Output name | Description | Type |
---|---|---|
imputed_single_sample_vcfs | Array of imputed single sample VCFs from the SplitMultiSampleVcf task. | Array |
imputed_single_sample_vcf_indices | Array of indices for the imputed VCFs from the SplitMultiSampleVcf task | Array |
imputed_multisample_vcf | VCF from the InterleaveVariants task; contains imputed variants as well as missing variants from the input VCF. | VCF |
imputed_multisample_vcf_index | Index file for VCF from the InterleaveVariants task. | Index |
aggregated_imputation_metrics | Aggregated QC metrics from the MergeImputationQcMetrics task; reports the fraction of sites well-imputed and outputs to TXT file; fraction of "well-imputed" is based on the minimac reported R2 metric, with R2>0.3 being "well-imputed." Since homomorphic sites lead to an R2 value of 0, we report the fraction of sites with any variation which are well-imputed in addition to the fraction of total sites. | TXT |
chunks_info | TSV from StoreChunksInfo task; contains the chunk intervals as well as the number of variants in the array. | TSV |
failed_chunks | File with the failed chunks from the StoreChunksInfo task. | File |
n_failed_chunks | File with the number of failed chunks from the StoreChunksInfo task. | File |
Important notes
- Runtime parameters are optimized for Broad's Google Cloud Platform implementation.
Price estimates
The pipeline is cost-optimized for between 100 and 1,000 samples, where the cost per sample continues to decrease until 1,000 samples are run. Cost estimates per sample are provided below:
Cohort size ( # samples) | Cost per sample ($) |
---|---|
1 | 8 |
10 | 0.8 |
100 | 0.11 |
1000 | 0.024 |
13.5 K | 0.025 |
Citing the Imputation Pipeline
If you use the Imputation Pipeline in your research, please consider citing our preprint:
Degatano, K.; Awdeh, A.; Dingman, W.; Grant, G.; Khajouei, F.; Kiernan, E.; Konwar, K.; Mathews, K.; Palis, K.; Petrillo, N.; Van der Auwera, G.; Wang, C.; Way, J.; Pipelines, W. WDL Analysis Research Pipelines: Cloud-Optimized Workflows for Biological Data Processing and Reproducible Analysis.
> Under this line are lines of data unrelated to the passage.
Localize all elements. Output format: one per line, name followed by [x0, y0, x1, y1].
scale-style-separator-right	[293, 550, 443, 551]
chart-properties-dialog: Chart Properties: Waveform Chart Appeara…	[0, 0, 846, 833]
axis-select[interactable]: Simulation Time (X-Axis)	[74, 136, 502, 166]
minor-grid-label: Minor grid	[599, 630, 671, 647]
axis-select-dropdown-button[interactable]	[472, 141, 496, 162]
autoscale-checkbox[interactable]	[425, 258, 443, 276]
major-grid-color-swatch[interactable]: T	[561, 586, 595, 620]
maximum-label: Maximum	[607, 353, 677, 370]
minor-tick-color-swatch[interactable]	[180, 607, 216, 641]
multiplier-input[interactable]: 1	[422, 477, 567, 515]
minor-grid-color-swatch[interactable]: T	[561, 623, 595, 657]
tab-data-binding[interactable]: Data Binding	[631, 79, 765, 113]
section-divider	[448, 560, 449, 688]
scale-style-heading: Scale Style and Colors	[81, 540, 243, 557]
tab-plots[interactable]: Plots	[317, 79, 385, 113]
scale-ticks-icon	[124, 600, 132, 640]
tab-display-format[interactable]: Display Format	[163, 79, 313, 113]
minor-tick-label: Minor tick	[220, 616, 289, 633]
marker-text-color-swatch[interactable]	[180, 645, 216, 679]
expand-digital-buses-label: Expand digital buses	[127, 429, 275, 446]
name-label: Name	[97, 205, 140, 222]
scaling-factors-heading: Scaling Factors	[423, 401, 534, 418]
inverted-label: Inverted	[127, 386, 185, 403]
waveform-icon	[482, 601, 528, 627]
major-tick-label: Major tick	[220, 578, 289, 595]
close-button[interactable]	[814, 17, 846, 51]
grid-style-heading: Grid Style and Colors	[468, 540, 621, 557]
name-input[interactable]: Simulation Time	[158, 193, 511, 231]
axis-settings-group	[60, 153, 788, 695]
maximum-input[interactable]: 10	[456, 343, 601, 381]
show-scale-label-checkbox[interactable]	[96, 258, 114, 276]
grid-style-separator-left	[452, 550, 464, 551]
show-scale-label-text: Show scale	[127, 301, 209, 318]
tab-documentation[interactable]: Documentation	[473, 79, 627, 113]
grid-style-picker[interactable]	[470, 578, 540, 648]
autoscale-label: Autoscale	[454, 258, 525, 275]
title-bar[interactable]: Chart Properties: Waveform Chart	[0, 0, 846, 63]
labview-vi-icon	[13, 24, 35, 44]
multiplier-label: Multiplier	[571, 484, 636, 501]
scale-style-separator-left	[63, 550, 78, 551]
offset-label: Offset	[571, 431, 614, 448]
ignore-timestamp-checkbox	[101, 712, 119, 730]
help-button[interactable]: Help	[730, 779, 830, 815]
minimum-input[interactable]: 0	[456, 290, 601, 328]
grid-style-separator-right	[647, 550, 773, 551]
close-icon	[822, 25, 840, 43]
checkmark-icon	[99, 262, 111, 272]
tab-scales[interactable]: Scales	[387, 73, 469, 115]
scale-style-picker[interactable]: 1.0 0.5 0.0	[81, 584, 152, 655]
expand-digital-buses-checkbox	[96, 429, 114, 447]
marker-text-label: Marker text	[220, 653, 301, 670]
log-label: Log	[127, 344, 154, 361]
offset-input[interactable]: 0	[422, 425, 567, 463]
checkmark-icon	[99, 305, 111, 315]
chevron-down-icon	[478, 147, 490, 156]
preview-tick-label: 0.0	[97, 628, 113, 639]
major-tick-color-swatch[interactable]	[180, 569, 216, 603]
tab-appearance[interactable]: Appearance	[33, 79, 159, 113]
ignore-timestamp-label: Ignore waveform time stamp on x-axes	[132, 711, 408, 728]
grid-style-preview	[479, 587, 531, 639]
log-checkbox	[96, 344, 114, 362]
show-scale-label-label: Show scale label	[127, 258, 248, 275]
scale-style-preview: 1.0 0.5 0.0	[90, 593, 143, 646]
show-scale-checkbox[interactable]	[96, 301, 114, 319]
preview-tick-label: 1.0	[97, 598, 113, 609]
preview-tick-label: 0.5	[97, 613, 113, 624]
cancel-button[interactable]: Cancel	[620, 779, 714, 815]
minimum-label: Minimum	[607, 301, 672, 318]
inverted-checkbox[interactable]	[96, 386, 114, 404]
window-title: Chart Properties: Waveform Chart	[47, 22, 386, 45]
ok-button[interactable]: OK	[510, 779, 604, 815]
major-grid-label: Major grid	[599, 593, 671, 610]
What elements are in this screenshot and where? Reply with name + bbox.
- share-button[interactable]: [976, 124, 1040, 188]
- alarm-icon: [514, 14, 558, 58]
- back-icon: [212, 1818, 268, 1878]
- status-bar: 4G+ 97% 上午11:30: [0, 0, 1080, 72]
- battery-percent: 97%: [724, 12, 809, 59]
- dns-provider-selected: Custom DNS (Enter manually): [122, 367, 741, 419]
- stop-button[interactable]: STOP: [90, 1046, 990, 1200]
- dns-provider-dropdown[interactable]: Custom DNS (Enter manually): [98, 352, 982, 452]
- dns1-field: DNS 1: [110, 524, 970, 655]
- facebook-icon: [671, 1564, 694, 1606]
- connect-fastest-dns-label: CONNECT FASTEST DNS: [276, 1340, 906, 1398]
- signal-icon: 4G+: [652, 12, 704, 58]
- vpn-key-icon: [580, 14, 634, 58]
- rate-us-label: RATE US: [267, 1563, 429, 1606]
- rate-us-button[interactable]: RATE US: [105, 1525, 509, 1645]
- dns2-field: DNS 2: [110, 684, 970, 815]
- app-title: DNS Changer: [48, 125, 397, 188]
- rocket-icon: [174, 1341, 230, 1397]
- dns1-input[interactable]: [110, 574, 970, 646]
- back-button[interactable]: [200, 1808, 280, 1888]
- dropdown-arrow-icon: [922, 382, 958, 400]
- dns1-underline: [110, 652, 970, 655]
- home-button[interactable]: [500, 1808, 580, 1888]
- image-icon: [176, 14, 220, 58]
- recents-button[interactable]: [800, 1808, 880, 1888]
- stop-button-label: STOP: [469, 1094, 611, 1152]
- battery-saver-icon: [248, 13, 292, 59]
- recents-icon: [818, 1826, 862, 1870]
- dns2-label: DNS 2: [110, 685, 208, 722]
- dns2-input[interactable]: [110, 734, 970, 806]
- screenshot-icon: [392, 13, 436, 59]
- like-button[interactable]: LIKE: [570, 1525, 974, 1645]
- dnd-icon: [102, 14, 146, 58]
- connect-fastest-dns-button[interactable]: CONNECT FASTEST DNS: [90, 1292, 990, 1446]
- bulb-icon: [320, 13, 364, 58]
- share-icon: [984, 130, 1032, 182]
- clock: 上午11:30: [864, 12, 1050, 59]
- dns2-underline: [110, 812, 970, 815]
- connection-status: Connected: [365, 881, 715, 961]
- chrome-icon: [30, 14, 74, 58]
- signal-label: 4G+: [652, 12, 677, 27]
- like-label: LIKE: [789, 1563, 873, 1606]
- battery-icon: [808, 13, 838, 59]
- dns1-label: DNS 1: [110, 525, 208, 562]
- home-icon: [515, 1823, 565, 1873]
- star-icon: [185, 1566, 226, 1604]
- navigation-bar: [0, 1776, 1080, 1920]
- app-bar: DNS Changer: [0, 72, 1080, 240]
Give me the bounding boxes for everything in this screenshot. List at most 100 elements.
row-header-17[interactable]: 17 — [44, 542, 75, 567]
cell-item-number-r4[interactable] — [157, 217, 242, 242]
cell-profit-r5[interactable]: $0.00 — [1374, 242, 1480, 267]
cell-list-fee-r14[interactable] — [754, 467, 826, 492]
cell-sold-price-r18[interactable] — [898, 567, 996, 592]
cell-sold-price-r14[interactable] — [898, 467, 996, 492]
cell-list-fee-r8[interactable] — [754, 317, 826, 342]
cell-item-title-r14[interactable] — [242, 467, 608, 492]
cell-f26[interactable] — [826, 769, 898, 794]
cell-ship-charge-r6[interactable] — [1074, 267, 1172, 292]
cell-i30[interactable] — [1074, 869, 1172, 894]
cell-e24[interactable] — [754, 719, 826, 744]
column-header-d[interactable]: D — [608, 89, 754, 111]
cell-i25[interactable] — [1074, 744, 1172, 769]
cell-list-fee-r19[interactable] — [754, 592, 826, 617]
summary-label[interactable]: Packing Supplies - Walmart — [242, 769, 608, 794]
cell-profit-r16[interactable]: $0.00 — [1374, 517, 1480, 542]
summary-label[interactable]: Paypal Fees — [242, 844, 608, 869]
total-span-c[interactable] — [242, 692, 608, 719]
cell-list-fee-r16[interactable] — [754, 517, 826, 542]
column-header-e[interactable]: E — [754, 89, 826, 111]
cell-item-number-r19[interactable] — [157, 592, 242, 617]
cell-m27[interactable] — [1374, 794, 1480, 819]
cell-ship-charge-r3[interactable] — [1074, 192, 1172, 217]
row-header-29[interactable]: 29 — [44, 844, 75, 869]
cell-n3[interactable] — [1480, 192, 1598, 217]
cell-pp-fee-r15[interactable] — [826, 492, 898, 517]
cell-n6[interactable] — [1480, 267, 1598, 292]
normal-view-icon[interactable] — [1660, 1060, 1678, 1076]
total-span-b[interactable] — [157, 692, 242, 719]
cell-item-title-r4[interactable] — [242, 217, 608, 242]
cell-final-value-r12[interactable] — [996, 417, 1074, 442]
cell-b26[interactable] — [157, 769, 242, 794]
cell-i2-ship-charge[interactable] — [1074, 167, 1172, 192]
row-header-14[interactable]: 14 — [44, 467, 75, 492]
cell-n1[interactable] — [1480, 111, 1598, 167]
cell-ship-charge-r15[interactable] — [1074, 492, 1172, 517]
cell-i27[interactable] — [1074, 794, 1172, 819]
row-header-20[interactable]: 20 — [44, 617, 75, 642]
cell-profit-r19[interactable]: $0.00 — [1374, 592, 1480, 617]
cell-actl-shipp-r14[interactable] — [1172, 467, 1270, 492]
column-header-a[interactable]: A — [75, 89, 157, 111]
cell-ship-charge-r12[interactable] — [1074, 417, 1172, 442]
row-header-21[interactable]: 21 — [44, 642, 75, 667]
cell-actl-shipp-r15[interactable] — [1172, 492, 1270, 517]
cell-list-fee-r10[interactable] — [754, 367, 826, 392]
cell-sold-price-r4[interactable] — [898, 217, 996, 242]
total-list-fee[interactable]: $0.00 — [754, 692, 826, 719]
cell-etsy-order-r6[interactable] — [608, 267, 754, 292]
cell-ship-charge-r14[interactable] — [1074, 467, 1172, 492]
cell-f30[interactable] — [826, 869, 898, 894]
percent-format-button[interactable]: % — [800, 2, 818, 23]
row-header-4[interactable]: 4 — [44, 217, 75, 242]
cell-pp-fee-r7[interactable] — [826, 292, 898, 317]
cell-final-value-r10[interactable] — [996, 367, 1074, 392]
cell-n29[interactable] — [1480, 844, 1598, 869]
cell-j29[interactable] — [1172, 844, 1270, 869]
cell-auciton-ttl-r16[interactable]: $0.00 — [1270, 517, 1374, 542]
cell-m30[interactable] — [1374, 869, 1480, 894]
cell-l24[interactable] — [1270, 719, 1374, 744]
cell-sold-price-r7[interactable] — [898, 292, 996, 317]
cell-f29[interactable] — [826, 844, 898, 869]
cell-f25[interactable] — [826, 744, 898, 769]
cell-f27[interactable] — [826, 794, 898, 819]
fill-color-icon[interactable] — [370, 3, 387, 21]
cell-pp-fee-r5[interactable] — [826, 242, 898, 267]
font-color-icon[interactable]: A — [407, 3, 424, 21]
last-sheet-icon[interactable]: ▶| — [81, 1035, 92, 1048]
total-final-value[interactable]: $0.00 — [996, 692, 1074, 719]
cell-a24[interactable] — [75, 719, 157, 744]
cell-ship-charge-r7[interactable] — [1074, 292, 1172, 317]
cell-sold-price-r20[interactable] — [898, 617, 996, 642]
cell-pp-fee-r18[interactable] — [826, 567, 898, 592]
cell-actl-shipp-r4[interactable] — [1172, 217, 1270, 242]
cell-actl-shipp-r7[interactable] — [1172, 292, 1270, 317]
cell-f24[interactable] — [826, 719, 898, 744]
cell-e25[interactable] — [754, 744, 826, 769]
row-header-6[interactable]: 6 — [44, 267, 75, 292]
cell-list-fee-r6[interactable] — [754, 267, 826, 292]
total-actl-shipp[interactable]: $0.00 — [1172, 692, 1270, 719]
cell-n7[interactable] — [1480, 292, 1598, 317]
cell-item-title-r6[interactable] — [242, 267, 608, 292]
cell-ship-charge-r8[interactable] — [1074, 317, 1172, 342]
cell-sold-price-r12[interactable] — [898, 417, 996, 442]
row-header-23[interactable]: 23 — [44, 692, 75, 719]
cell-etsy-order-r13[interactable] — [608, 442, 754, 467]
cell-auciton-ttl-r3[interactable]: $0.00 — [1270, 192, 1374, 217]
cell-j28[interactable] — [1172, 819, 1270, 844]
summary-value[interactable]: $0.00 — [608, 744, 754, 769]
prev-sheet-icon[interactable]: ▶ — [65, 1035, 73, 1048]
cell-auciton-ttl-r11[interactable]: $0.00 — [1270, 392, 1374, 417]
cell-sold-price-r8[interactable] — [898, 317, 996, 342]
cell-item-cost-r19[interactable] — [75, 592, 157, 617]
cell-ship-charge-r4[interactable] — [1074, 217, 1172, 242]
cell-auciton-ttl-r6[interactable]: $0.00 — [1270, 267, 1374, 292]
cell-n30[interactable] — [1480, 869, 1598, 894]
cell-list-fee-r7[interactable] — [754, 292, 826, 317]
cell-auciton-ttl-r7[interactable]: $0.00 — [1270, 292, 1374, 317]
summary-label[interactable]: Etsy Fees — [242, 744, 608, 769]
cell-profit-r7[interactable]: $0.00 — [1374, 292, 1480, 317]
Preprints 2024, 2024012131. https://doi.org/10.20944/preprints202401.2131.v1
Contact us
Help us make our tools better by filing an issue in WARP; we welcome pipeline-related suggestions or questions.
Licensing
Copyright Broad Institute, 2020 | BSD-3
The workflow script is released under the WDL open source code license (BSD-3) (full license text at https://github.com/broadinstitute/warp/blob/master/LICENSE). However, please note that the programs it calls may be subject to different licenses. Users are responsible for checking that they are authorized to run all programs before running this script.